Tributação ideal

O tema da tributação ideal é comum na obra dos grandes teóricos do Direito Tributário e das Finanças Públicas e, no momento em que se discute reformas no sistema tributário brasileiro, importante lembrar algumas notas sobre a questão.

Um sistema tributário deve ser o reflexo do projeto de futuro de uma sociedade. A intervenção estatal através da instituição e cobrança de tributos normalmente é proporcional à aspiração dos indivíduos por atuações estatais sobre os domínios econômico e social. Se a sociedade espera que a resolução dos seus problemas seja conduzida e executada pelo Estado, natural que este utilize o seu poder impositivo para promover as medidas requeridas pelo corpo social. Quanto mais Estado, mais tributo. Interessante notar, no entanto, que o grau de incidência tributária nem sempre corresponde em igual proporção às intervenções estatais almejadas, tendo em vista a natureza dos gastos públicos, o que põe o problema  da alocação dos recursos públicos nas finalidades desejadas pela sociedade e da eleição das políticas públicas perseguidas pelo Estado.

Como demonstrou Michel Bouvier, Professor da Universidade de Paris-Sorbonne, em excelente estudo sobre o tema, o tributo ideal é sobretudo aquele que é reconhecido como legítimo por uma determinada sociedade. Com efeito, a adequação de um tributo às aspirações sociais traz à balha o tema da legitimidade do exercício do poder tributário e da relação entre liberdade individual (e de propriedade) com a solidariedade social.
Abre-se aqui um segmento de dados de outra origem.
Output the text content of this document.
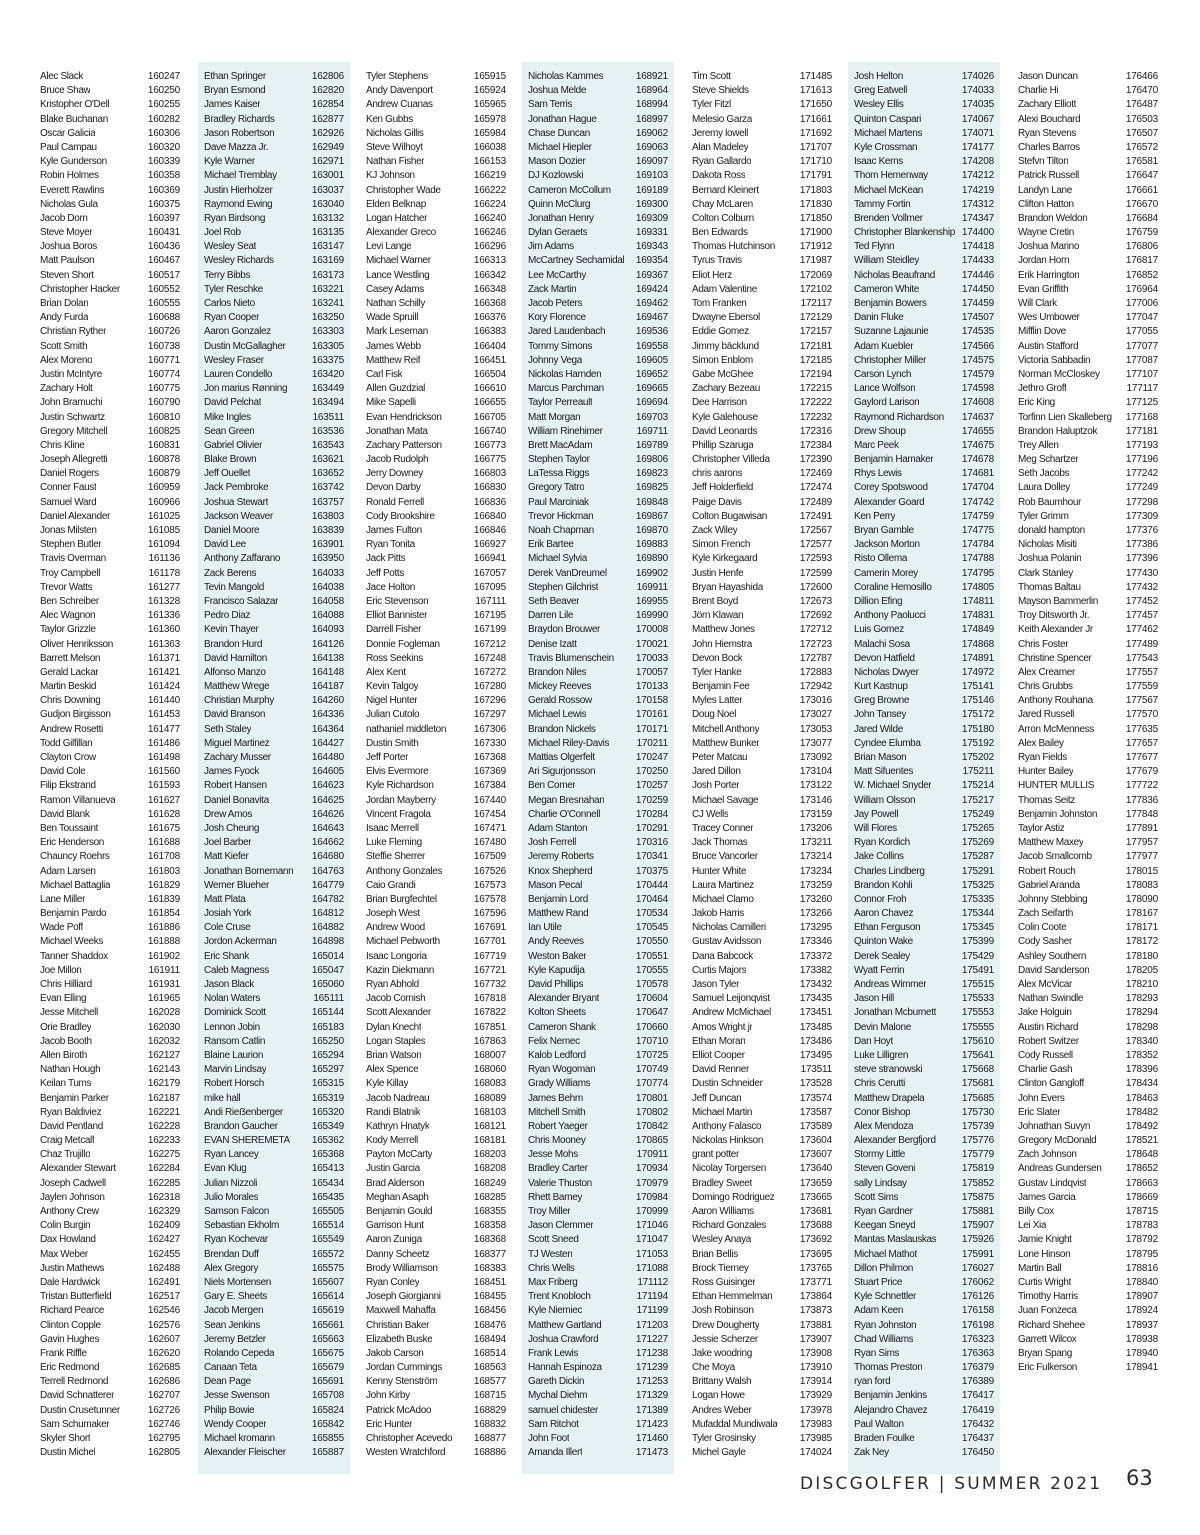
Alec Slack	160247
Bruce Shaw	160250
Kristopher O'Dell	160255
Blake Buchanan	160282
Oscar Galicia	160306
Paul Campau	160320
Kyle Gunderson	160339
Robin Holmes	160358
Everett Rawlins	160369
Nicholas Gula	160375
Jacob Dorn	160397
Steve Moyer	160431
Joshua Boros	160436
Matt Paulson	160467
Steven Short	160517
Christopher Hacker	160552
Brian Dolan	160555
Andy Furda	160688
Christian Ryther	160726
Scott Smith	160738
Alex Moreno	160771
Justin McIntyre	160774
Zachary Holt	160775
John Bramuchi	160790
Justin Schwartz	160810
Gregory Mitchell	160825
Chris Kline	160831
Joseph Allegretti	160878
Daniel Rogers	160879
Conner Faust	160959
Samuel Ward	160966
Daniel Alexander	161025
Jonas Milsten	161085
Stephen Butler	161094
Travis Overman	161136
Troy Campbell	161178
Trevor Watts	161277
Ben Schreiber	161328
Alec Wagnon	161336
Taylor Grizzle	161360
Oliver Henriksson	161363
Barrett Melson	161371
Gerald Lackar	161421
Martin Beskid	161424
Chris Downing	161440
Gudjon Birgisson	161453
Andrew Rosetti	161477
Todd Gilfillan	161486
Clayton Crow	161498
David Cole	161560
Filip Ekstrand	161593
Ramon Villanueva	161627
David Blank	161628
Ben Toussaint	161675
Eric Henderson	161688
Chauncy Roehrs	161708
Adam Larsen	161803
Michael Battaglia	161829
Lane Miller	161839
Benjamin Pardo	161854
Wade Poff	161886
Michael Weeks	161888
Tanner Shaddox	161902
Joe Millon	161911
Chris Hilliard	161931
Evan Elling	161965
Jesse Mitchell	162028
Orie Bradley	162030
Jacob Booth	162032
Allen Biroth	162127
Nathan Hough	162143
Keilan Tums	162179
Benjamin Parker	162187
Ryan Baldiviez	162221
David Pentland	162228
Craig Metcalf	162233
Chaz Trujillo	162275
Alexander Stewart	162284
Joseph Cadwell	162285
Jaylen Johnson	162318
Anthony Crew	162329
Colin Burgin	162409
Dax Howland	162427
Max Weber	162455
Justin Mathews	162488
Dale Hardwick	162491
Tristan Butterfield	162517
Richard Pearce	162546
Clinton Copple	162576
Gavin Hughes	162607
Frank Riffle	162620
Eric Redmond	162685
Terrell Redmond	162686
David Schnatterer	162707
Dustin Crusetunner	162726
Sam Schumaker	162746
Skyler Short	162795
Dustin Michel	162805
Ethan Springer	162806
Bryan Esmond	162820
James Kaiser	162854
Bradley Richards	162877
Jason Robertson	162926
Dave Mazza Jr.	162949
Kyle Warner	162971
Michael Tremblay	163001
Justin Hierholzer	163037
Raymond Ewing	163040
Ryan Birdsong	163132
Joel Rob	163135
Wesley Seat	163147
Wesley Richards	163169
Terry Bibbs	163173
Tyler Reschke	163221
Carlos Nieto	163241
Ryan Cooper	163250
Aaron Gonzalez	163303
Dustin McGallagher	163305
Wesley Fraser	163375
Lauren Condello	163420
Jon marius Rønning 163449
David Pelchat	163494
Mike Ingles	163511
Sean Green	163536
Gabriel Olivier	163543
Blake Brown	163621
Jeff Ouellet	163652
Jack Pembroke	163742
Joshua Stewart	163757
Jackson Weaver	163803
Daniel Moore	163839
David Lee	163901
Anthony Zaffarano	163950
Zack Berens	164033
Tevin Mangold	164038
Francisco Salazar	164058
Pedro Diaz	164088
Kevin Thayer	164093
Brandon Hurd	164126
David Hamilton	164138
Alfonso Manzo	164148
Matthew Wrege	164187
Christian Murphy	164260
David Branson	164336
Seth Staley	164364
Miguel Martinez	164427
Zachary Musser	164480
James Fyock	164605
Robert Hansen	164623
Daniel Bonavita	164625
Drew Amos	164626
Josh Cheung	164643
Joel Barber	164662
Matt Kiefer	164680
Jonathan Bornemann 164763
Werner Blueher	164779
Matt Plata	164782
Josiah York	164812
Cole Cruse	164882
Jordon Ackerman	164898
Eric Shank	165014
Caleb Magness	165047
Jason Black	165060
Nolan Waters	165111
Dominick Scott	165144
Lennon Jobin	165183
Ransom Catlin	165250
Blaine Laurion	165294
Marvin Lindsay	165297
Robert Horsch	165315
mike hall	165319
Andi Rieẞenberger	165320
Brandon Gaucher	165349
EVAN SHEREMETA 165362
Ryan Lancey	165368
Evan Klug	165413
Julian Nizzoli	165434
Julio Morales	165435
Samson Falcon	165505
Sebastian Ekholm	165514
Ryan Kochevar	165549
Brendan Duff	165572
Alex Gregory	165575
Niels Mortensen	165607
Gary E. Sheets	165614
Jacob Mergen	165619
Sean Jenkins	165661
Jeremy Betzler	165663
Rolando Cepeda	165675
Canaan Teta	165679
Dean Page	165691
Jesse Swenson	165708
Philip Bowie	165824
Wendy Cooper	165842
Michael kromann	165855
Alexander Fleischer	165887
Tyler Stephens	165915
Andy Davenport	165924
Andrew Cuanas	165965
Ken Gubbs	165978
Nicholas Gillis	165984
Steve Wilhoyt	166038
Nathan Fisher	166153
KJ Johnson	166219
Christopher Wade	166222
Elden Belknap	166224
Logan Hatcher	166240
Alexander Greco	166246
Levi Lange	166296
Michael Warner	166313
Lance Westling	166342
Casey Adams	166348
Nathan Schilly	166368
Wade Spruill	166376
Mark Leseman	166383
James Webb	166404
Matthew Reif	166451
Carl Fisk	166504
Allen Guzdzial	166610
Mike Sapelli	166655
Evan Hendrickson	166705
Jonathan Mata	166740
Zachary Patterson	166773
Jacob Rudolph	166775
Jerry Downey	166803
Devon Darby	166830
Ronald Ferrell	166836
Cody Brookshire	166840
James Fulton	166846
Ryan Tonita	166927
Jack Pitts	166941
Jeff Potts	167057
Jace Holton	167095
Eric Stevenson	167111
Elliot Bannister	167195
Darrell Fisher	167199
Donnie Fogleman	167212
Ross Seekins	167248
Alex Kent	167272
Kevin Talgoy	167280
Nigel Hunter	167296
Julian Cutolo	167297
nathaniel middleton	167306
Dustin Smith	167330
Jeff Porter	167368
Elvis Evermore	167369
Kyle Richardson	167384
Jordan Mayberry	167440
Vincent Fragola	167454
Isaac Merrell	167471
Luke Fleming	167480
Steffie Sherrer	167509
Anthony Gonzales	167526
Caio Grandi	167573
Brian Burgfechtel	167578
Joseph West	167596
Andrew Wood	167691
Michael Pebworth	167701
Isaac Longoria	167719
Kazin Diekmann	167721
Ryan Abhold	167732
Jacob Cornish	167818
Scott Alexander	167822
Dylan Knecht	167851
Logan Staples	167863
Brian Watson	168007
Alex Spence	168060
Kyle Killay	168083
Jacob Nadreau	168089
Randi Blatnik	168103
Kathryn Hnatyk	168121
Kody Merrell	168181
Payton McCarty	168203
Justin Garcia	168208
Brad Alderson	168249
Meghan Asaph	168285
Benjamin Gould	168355
Garrison Hunt	168358
Aaron Zuniga	168368
Danny Scheetz	168377
Brody Williamson	168383
Ryan Conley	168451
Joseph Giorgianni	168455
Maxwell Mahaffa	168456
Christian Baker	168476
Elizabeth Buske	168494
Jakob Carson	168514
Jordan Cummings	168563
Kenny Stenström	168577
John Kirby	168715
Patrick McAdoo	168829
Eric Hunter	168832
Christopher Acevedo 168877
Westen Wratchford	168886
Nicholas Kammes	168921
Joshua Melde	168964
Sam Terris	168994
Jonathan Hague	168997
Chase Duncan	169062
Michael Hiepler	169063
Mason Dozier	169097
DJ Kozlowski	169103
Cameron McCollum	169189
Quinn McClurg	169300
Jonathan Henry	169309
Dylan Geraets	169331
Jim Adams	169343
McCartney Sechamidal 169354
Lee McCarthy	169367
Zack Martin	169424
Jacob Peters	169462
Kory Florence	169467
Jared Laudenbach	169536
Tommy Simons	169558
Johnny Vega	169605
Nickolas Harnden	169652
Marcus Parchman	169665
Taylor Perreault	169694
Matt Morgan	169703
William Rinehimer	169711
Brett MacAdam	169789
Stephen Taylor	169806
LaTessa Riggs	169823
Gregory Tatro	169825
Paul Marciniak	169848
Trevor Hickman	169867
Noah Chapman	169870
Erik Bartee	169883
Michael Sylvia	169890
Derek VanDreumel	169902
Stephen Gilchrist	169911
Seth Beaver	169955
Darren Lile	169990
Braydon Brouwer	170008
Denise Izatt	170021
Travis Blumenschein 170033
Brandon Niles	170057
Mickey Reeves	170133
Gerald Rossow	170158
Michael Lewis	170161
Brandon Nickels	170171
Michael Riley-Davis	170211
Mattias Olgerfelt	170247
Ari Sigurjonsson	170250
Ben Comer	170257
Megan Bresnahan	170259
Charlie O'Connell	170284
Adam Stanton	170291
Josh Ferrell	170316
Jeremy Roberts	170341
Knox Shepherd	170375
Mason Pecal	170444
Benjamin Lord	170464
Matthew Rand	170534
Ian Utile	170545
Andy Reeves	170550
Weston Baker	170551
Kyle Kapudija	170555
David Phillips	170578
Alexander Bryant	170604
Kolton Sheets	170647
Cameron Shank	170660
Felix Nemec	170710
Kalob Ledford	170725
Ryan Wogoman	170749
Grady Williams	170774
James Behm	170801
Mitchell Smith	170802
Robert Yaeger	170842
Chris Mooney	170865
Jesse Mohs	170911
Bradley Carter	170934
Valerie Thuston	170979
Rhett Barney	170984
Troy Miller	170999
Jason Clemmer	171046
Scott Sneed	171047
TJ Westen	171053
Chris Wells	171088
Max Friberg	171112
Trent Knobloch	171194
Kyle Niemiec	171199
Matthew Gartland	171203
Joshua Crawford	171227
Frank Lewis	171238
Hannah Espinoza	171239
Gareth Dickin	171253
Mychal Diehm	171329
samuel chidester	171389
Sam Ritchot	171423
John Foot	171460
Amanda Illert	171473
Tim Scott	171485
Steve Shields	171613
Tyler Fitzl	171650
Melesio Garza	171661
Jeremy lowell	171692
Alan Madeley	171707
Ryan Gallardo	171710
Dakota Ross	171791
Bernard Kleinert	171803
Chay McLaren	171830
Colton Colburn	171850
Ben Edwards	171900
Thomas Hutchinson 171912
Tyrus Travis	171987
Eliot Herz	172069
Adam Valentine	172102
Tom Franken	172117
Dwayne Ebersol	172129
Eddie Gomez	172157
Jimmy bäcklund	172181
Simon Enblom	172185
Gabe McGhee	172194
Zachary Bezeau	172215
Dee Harrison	172222
Kyle Galehouse	172232
David Leonards	172316
Phillip Szaruga	172384
Christopher Villeda	172390
chris aarons	172469
Jeff Holderfield	172474
Paige Davis	172489
Colton Bugawisan	172491
Zack Wiley	172567
Simon French	172577
Kyle Kirkegaard	172593
Justin Henfe	172599
Bryan Hayashida	172600
Brent Boyd	172673
Jörn Klawan	172692
Matthew Jones	172712
John Hiemstra	172723
Devon Bock	172787
Tyler Hanke	172883
Benjamin Fee	172942
Myles Latter	173016
Doug Noel	173027
Mitchell Anthony	173053
Matthew Bunker	173077
Peter Matcau	173092
Jared Dillon	173104
Josh Porter	173122
Michael Savage	173146
CJ Wells	173159
Tracey Conner	173206
Jack Thomas	173211
Bruce Vancorler	173214
Hunter White	173234
Laura Martinez	173259
Michael Clamo	173260
Jakob Harris	173266
Nicholas Camilleri	173295
Gustav Avidsson	173346
Dana Babcock	173372
Curtis Majors	173382
Jason Tyler	173432
Samuel Leijonqvist	173435
Andrew McMichael	173451
Amos Wright jr	173485
Ethan Moran	173486
Elliot Cooper	173495
David Renner	173511
Dustin Schneider	173528
Jeff Duncan	173574
Michael Martin	173587
Anthony Falasco	173589
Nickolas Hinkson	173604
grant potter	173607
Nicolay Torgersen	173640
Bradley Sweet	173659
Domingo Rodriguez	173665
Aaron Williams	173681
Richard Gonzales	173688
Wesley Anaya	173692
Brian Bellis	173695
Brock Tierney	173765
Ross Guisinger	173771
Ethan Hemmelman	173864
Josh Robinson	173873
Drew Dougherty	173881
Jessie Scherzer	173907
Jake woodring	173908
Che Moya	173910
Brittany Walsh	173914
Logan Howe	173929
Andres Weber	173978
Mufaddal Mundiwala 173983
Tyler Grosinsky	173985
Michel Gayle	174024
Josh Helton	174026
Greg Eatwell	174033
Wesley Ellis	174035
Quinton Caspari	174067
Michael Martens	174071
Kyle Crossman	174177
Isaac Kerns	174208
Thom Hemenway	174212
Michael McKean	174219
Tammy Fortin	174312
Brenden Vollmer	174347
Christopher Blankenship 174400
Ted Flynn	174418
William Steidley	174433
Nicholas Beaufrand	174446
Cameron White	174450
Benjamin Bowers	174459
Danin Fluke	174507
Suzanne Lajaunie	174535
Adam Kuebler	174566
Christopher Miller	174575
Carson Lynch	174579
Lance Wolfson	174598
Gaylord Larison	174608
Raymond Richardson 174637
Drew Shoup	174655
Marc Peek	174675
Benjamin Hamaker	174678
Rhys Lewis	174681
Corey Spotswood	174704
Alexander Goard	174742
Ken Perry	174759
Bryan Gamble	174775
Jackson Morton	174784
Risto Ollema	174788
Camerin Morey	174795
Coraline Hemosillo	174805
Dillion Efing	174811
Anthony Paolucci	174831
Luis Gomez	174849
Malachi Sosa	174868
Devon Hatfield	174891
Nicholas Dwyer	174972
Kurt Kastnup	175141
Greg Browne	175146
John Tansey	175172
Jared Wilde	175180
Cyndee Elumba	175192
Brian Mason	175202
Matt Sifuentes	175211
W. Michael Snyder	175214
William Olsson	175217
Jay Powell	175249
Will Flores	175265
Ryan Kordich	175269
Jake Collins	175287
Charles Lindberg	175291
Brandon Kohli	175325
Connor Froh	175335
Aaron Chavez	175344
Ethan Ferguson	175345
Quinton Wake	175399
Derek Sealey	175429
Wyatt Ferrin	175491
Andreas Wimmer	175515
Jason Hill	175533
Jonathan Mcburnett	175553
Devin Malone	175555
Dan Hoyt	175610
Luke Lilligren	175641
steve stranowski	175668
Chris Cerutti	175681
Matthew Drapela	175685
Conor Bishop	175730
Alex Mendoza	175739
Alexander Bergfjord	175776
Stormy Little	175779
Steven Goveni	175819
sally Lindsay	175852
Scott Sims	175875
Ryan Gardner	175881
Keegan Sneyd	175907
Mantas Maslauskas	175926
Michael Mathot	175991
Dillon Philmon	176027
Stuart Price	176062
Kyle Schnettler	176126
Adam Keen	176158
Ryan Johnston	176198
Chad Williams	176323
Ryan Sims	176363
Thomas Preston	176379
ryan ford	176389
Benjamin Jenkins	176417
Alejandro Chavez	176419
Paul Walton	176432
Braden Foulke	176437
Zak Ney	176450
Jason Duncan	176466
Charlie Hi	176470
Zachary Elliott	176487
Alexi Bouchard	176503
Ryan Stevens	176507
Charles Barros	176572
Stefvn Tilton	176581
Patrick Russell	176647
Landyn Lane	176661
Clifton Hatton	176670
Brandon Weldon	176684
Wayne Cretin	176759
Joshua Marino	176806
Jordan Horn	176817
Erik Harrington	176852
Evan Griffith	176964
Will Clark	177006
Wes Umbower	177047
Mifflin Dove	177055
Austin Stafford	177077
Victoria Sabbadin	177087
Norman McCloskey	177107
Jethro Groff	177117
Eric King	177125
Torfinn Lien Skalleberg 177168
Brandon Haluptzok	177181
Trey Allen	177193
Meg Schartzer	177196
Seth Jacobs	177242
Laura Dolley	177249
Rob Baumhour	177298
Tyler Grimm	177309
donald hampton	177376
Nicholas Misiti	177386
Joshua Polanin	177396
Clark Stanley	177430
Thomas Baltau	177432
Mayson Bammerlin	177452
Troy Ditsworth Jr.	177457
Keith Alexander Jr	177462
Chris Foster	177489
Christine Spencer	177543
Alex Creamer	177557
Chris Grubbs	177559
Anthony Rouhana	177567
Jared Russell	177570
Arron McMenness	177635
Alex Bailey	177657
Ryan Fields	177677
Hunter Bailey	177679
HUNTER MULLIS	177722
Thomas Seitz	177836
Benjamin Johnston	177848
Taylor Astiz	177891
Matthew Maxey	177957
Jacob Smallcomb	177977
Robert Rouch	178015
Gabriel Aranda	178083
Johnny Stebbing	178090
Zach Seifarth	178167
Colin Coote	178171
Cody Sasher	178172
Ashley Southern	178180
David Sanderson	178205
Alex McVicar	178210
Nathan Swindle	178293
Jake Holguin	178294
Austin Richard	178298
Robert Switzer	178340
Cody Russell	178352
Charlie Gash	178396
Clinton Gangloff	178434
John Evers	178463
Eric Slater	178482
Johnathan Suvyn	178492
Gregory McDonald	178521
Zach Johnson	178648
Andreas Gundersen 178652
Gustav Lindqvist	178663
James Garcia	178669
Billy Cox	178715
Lei Xia	178783
Jamie Knight	178792
Lone Hinson	178795
Martin Ball	178816
Curtis Wright	178840
Timothy Harris	178907
Juan Fonzeca	178924
Richard Shehee	178937
Garrett Wilcox	178938
Bryan Spang	178940
Eric Fulkerson	178941
DISCGOLFER | SUMMER 2021	63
O equilíbrio entre esses dois grandes valores (juridicizados pelo Direito Constitucional) cultuados pelas sociedades ocidentais é que define o grau de legitimidade de um tributo.

Um sistema tributário ideal deve preencher condições mínimas de democratização do seu processo de construção. O “no taxation without representation” (não há tributação sem representação) constitui indisfarçável garantia da humanidade a enredar o exercício do poder de instituir tributos. Toda e qualquer exigência tributária deve passar por um adequado e regulado processo de aprovação pelos representantes do povo, segundo um princípio basilar de democracia representativa que está nos alicerces dos Estados de Direito contemporâneos.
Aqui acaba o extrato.